In January 2014, FirstGroup, Keolis/Eurostar International Limited (EIL) and Stagecoach/Virgin were announced as the shortlisted bidders for the new franchise. In November 2014, the franchise was awarded to Stagecoach/Virgin, who – trading as Virgin Trains East Coast (VTEC) – commenced operating the franchise on 1 March 2015.

In November 2017, Secretary of State for Transport, Chris Grayling, announced the early termination of the East Coast franchise in 2020, three years ahead of schedule, following losses on the route by the operator. VTEC had been due to pay more than £2 billion in franchise premiums to the government over the last four years of its contract.

Grayling said the losses were due to VTEC overestimating future growth in passenger revenue in its bid calculations, meaning franchise payments due to the government exceeded the profits being returned by running the services. Others pointed to the delays in state-owned Network Rail's delivery of expected infrastructure upgrades, which meant the company could not operate the increased number of services needed to generate the greater revenue.

Termination was brought forward in February 2018 to June 2018.
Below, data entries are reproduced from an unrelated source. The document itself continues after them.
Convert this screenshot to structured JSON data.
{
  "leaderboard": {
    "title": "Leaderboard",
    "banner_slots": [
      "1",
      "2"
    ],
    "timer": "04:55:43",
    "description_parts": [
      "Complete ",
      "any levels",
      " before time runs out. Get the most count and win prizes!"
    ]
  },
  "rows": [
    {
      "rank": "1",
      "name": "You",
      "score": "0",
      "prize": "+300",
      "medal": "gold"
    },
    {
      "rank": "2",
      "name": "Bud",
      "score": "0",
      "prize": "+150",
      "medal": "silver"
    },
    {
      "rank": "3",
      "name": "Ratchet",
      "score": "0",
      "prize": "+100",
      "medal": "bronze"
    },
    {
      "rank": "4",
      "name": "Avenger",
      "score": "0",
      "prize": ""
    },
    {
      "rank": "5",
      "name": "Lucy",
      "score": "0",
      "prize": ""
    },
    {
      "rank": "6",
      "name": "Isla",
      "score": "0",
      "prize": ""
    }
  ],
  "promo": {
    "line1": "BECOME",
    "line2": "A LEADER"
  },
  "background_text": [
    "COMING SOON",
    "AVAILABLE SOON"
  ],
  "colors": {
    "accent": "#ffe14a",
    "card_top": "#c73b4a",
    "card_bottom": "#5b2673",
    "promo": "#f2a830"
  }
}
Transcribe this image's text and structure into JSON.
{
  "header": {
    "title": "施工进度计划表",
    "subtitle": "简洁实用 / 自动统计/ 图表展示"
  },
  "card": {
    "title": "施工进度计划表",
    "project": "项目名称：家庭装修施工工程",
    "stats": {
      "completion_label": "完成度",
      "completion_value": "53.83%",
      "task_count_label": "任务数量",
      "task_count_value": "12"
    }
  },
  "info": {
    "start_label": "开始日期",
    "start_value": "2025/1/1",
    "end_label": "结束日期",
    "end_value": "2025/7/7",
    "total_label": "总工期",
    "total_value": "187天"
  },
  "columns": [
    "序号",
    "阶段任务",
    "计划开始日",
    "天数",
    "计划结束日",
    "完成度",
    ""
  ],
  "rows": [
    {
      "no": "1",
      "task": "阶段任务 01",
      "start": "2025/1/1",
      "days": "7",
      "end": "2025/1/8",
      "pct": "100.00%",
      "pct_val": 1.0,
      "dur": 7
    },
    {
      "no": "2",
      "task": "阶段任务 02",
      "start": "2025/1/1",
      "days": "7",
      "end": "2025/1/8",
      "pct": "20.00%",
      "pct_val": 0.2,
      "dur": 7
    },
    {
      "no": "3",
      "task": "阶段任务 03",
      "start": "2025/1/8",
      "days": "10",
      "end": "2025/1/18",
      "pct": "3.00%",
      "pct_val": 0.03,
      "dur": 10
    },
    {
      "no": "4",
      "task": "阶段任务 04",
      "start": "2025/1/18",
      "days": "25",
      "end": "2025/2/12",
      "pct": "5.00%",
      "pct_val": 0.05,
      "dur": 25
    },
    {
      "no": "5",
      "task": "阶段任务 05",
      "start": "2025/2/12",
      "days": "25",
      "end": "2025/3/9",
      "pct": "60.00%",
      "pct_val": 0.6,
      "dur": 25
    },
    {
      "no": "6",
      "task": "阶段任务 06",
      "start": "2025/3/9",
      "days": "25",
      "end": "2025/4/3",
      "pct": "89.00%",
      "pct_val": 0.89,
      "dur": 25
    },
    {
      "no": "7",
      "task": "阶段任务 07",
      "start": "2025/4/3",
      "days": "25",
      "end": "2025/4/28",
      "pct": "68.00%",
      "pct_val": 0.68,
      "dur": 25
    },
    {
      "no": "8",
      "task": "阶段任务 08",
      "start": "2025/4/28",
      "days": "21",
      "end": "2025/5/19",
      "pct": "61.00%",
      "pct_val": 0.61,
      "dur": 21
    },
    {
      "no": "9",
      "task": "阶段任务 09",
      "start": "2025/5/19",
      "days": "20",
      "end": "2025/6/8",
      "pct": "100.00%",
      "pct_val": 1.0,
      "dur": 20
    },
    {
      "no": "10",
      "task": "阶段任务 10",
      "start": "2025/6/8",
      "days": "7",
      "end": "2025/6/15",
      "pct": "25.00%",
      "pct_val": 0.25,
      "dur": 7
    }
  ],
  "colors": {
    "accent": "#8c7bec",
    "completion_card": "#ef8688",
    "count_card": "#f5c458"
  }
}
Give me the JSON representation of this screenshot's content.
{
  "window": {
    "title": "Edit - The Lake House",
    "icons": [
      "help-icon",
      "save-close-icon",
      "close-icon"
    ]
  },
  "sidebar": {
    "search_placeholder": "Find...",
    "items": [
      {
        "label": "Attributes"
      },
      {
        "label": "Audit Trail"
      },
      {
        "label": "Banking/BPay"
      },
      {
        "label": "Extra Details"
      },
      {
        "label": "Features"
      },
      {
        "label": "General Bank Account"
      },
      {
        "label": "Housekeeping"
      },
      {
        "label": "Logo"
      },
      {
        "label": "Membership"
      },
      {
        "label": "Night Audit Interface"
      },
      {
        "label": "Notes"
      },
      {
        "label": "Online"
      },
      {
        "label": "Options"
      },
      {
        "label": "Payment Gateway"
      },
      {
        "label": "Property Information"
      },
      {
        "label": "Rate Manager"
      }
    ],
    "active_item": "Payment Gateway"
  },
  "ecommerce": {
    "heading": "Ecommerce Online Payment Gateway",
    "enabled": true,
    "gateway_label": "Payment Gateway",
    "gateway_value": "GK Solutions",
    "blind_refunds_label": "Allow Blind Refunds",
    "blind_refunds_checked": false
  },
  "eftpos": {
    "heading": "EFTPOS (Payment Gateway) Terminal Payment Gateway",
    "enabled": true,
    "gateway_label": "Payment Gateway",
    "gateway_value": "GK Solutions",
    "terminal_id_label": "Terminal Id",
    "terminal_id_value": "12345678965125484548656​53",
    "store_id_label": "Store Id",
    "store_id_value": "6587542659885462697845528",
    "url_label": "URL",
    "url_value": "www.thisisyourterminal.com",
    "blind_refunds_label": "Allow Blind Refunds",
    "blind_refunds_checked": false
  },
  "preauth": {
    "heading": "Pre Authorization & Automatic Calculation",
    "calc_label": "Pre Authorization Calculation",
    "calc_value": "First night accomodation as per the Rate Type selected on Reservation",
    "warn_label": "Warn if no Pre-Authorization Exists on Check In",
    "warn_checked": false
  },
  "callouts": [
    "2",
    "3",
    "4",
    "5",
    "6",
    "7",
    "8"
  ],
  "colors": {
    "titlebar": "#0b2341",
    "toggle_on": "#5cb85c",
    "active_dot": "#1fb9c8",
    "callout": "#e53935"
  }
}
===London North Eastern Railway===
On 16 May 2018, Grayling announced the franchise would be terminated on 24 June 2018 and renationalised. A partnership of Arup Group, Ernst & Young and SNC-Lavalin Rail & Transit provided assistance to the government in their preparation to take control of the franchise from VTEC. Services are operated by LNER, which is owned by DfT Operator, a wholly-owned subsidiary of the Department for Transport.

==Rolling stock==
At its inception, the franchise inherited and operated a fleet of InterCity 125 and InterCity 225 trains. These were refurbished with new interiors in the mid-2000s; the former were retired in December 2019 and the latter were due to be retired in 2020. The fleet was to be replaced fully by Classes 800 and 801 Azumas.

In February 2020, it was announced that LNER would retain several s and Mark 4 sets, to enable it to meet December 2021 timetable requirements.